Soon, going to lunch by myself became an enjoyable experience.
Now that I'm old-er, I definitely enjoy my own company.
Sure, it's more fun to be with other people, but being comfortable in your own skin has its benefits.
Put yourself out there.
You'll be surprised how often people will remember you, even though they don't know you.
It's easier to strike up conversations when you're seen out and about by others.
Great channel.
Thanks!
Was listening to this as I walked down the street, saw someone wearing an Alkaline Trio t-shirt so took off my headphones to say hi and I liked their new album. We had a brief chat and they smiled and seemed happy that someone noticed that.
Thanks for the inspo!!!
It was important for me to learn how incompatible I am with most people. Before I was walking around thinking I could have anyone. I didn’t know I did not want anyone.
you can essentially boil it down it one thing.. Remove all easy dopamine.. Then everything falls into place .. Atleast i did for me.. and it happended alot quicker then i could ever imagine.
Great video. And From a young man, its a breath of fresh air to hear how you are navigating life and relationships. I'm so glad to hear that people still care about connection that's reciprocal, as opposed to just filling their own loneliness by wrangling others into their lives. ❤
As an introvert I find this particularly hard. I do find being around a lot of people particularly strangers feels draining and exhausting, but at the same time I crave to meet new people. I really love the small friend circle I have but would also like to expand it. Being out in a social setting and able to people watch while naturally getting to meet a small amount of people seems to work best for me.
Great content bro. Former Austinite here.
Wow! You're onto something here
My favourite place to meet people is at my high school since we got loads of students here...I think I'll use your techniques and approach more peeps...thanks :D
Good job for taking action, this is awesome
Amazing video I’m definitely going to try implementing your advice
Great job.
I'm 47. I am not in touch with 99 per cent of the people I met in my 20s.
That's why I approached 500. To find the best 1%
Yeah not driving screwed me bunch
Wow
I like your method and will try it out!
6:08 who took this photo mate?
Lol I approached a girl and asked if we could get a candid shot for a video. Then I asked the guy next to me
But who wants to talk or date NPCs and covid droids. 😂
Most importantly: don't be the nice guy.
Be nice and a jerk at times
What if you don’t have a lot of money? Or transportation. What if you are not white, good-looking? Or what if you are queer? Non-binary?

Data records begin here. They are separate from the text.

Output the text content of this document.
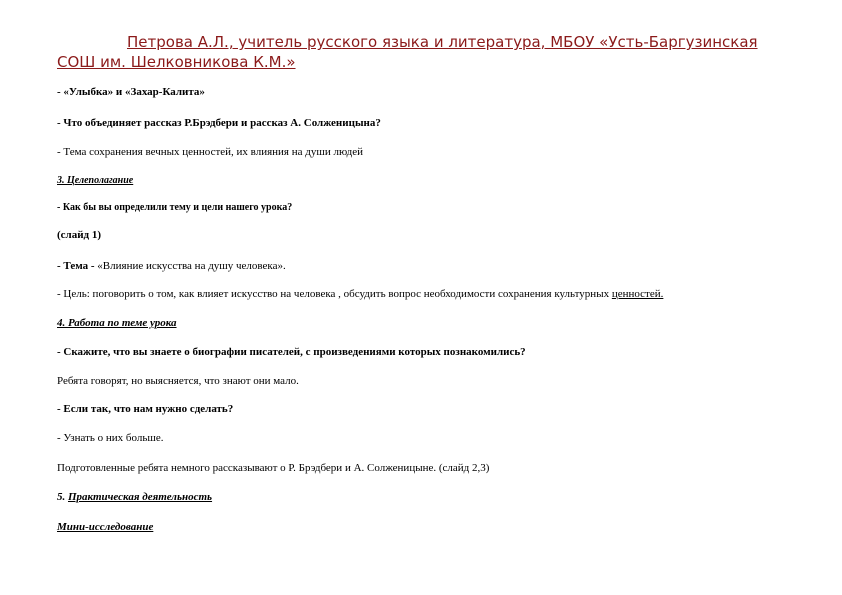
Петрова А.Л., учитель русского языка и литература, МБОУ «Усть-Баргузинская
СОШ им. Шелковникова К.М.»
- «Улыбка» и «Захар-Калита»
- Что объединяет рассказ Р.Брэдбери и рассказ А. Солженицына?
- Тема сохранения вечных ценностей, их влияния на души людей
3. Целеполагание
- Как бы вы определили тему и цели нашего урока?
(слайд 1)
- Тема - «Влияние искусства на душу человека».
- Цель: поговорить о том, как влияет искусство на человека , обсудить вопрос необходимости сохранения культурных ценностей.
4. Работа по теме урока
- Скажите, что вы знаете о биографии писателей, с произведениями которых познакомились?
Ребята говорят, но выясняется, что знают они мало.
- Если так, что нам нужно сделать?
- Узнать о них больше.
Подготовленные ребята немного рассказывают о Р. Брэдбери и А. Солженицыне. (слайд 2,3)
5. Практическая деятельность
Мини-исследование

The principles still apply
@@iamKristianBell I get your point but. I think it’s also depends on where you live. If you live in a more dense populated and liberal city. It maybe easier to strike up a convo with a random person. If you live in a rural country area in the middle of nowhere with limited social places and events it’s hard to meet new interesting people. Not every single guy can afford to go to bars, coffee shops, gym or dance club to socialize, or even the gas to get there. Hell even the time because they maybe working long and weird hours.
From my own personal experiences, most of my interactions with others is me acknowledging them via things that they have with them. Like a cool Fallout shirt or a book I read or a nice chess set. When I go to the park or a concert or the gym the convo is usually short. I guess the key is consistency because you may bump into that person in your area if you keep showing up to the same places or many different places.
There's a thousand excuses we could use.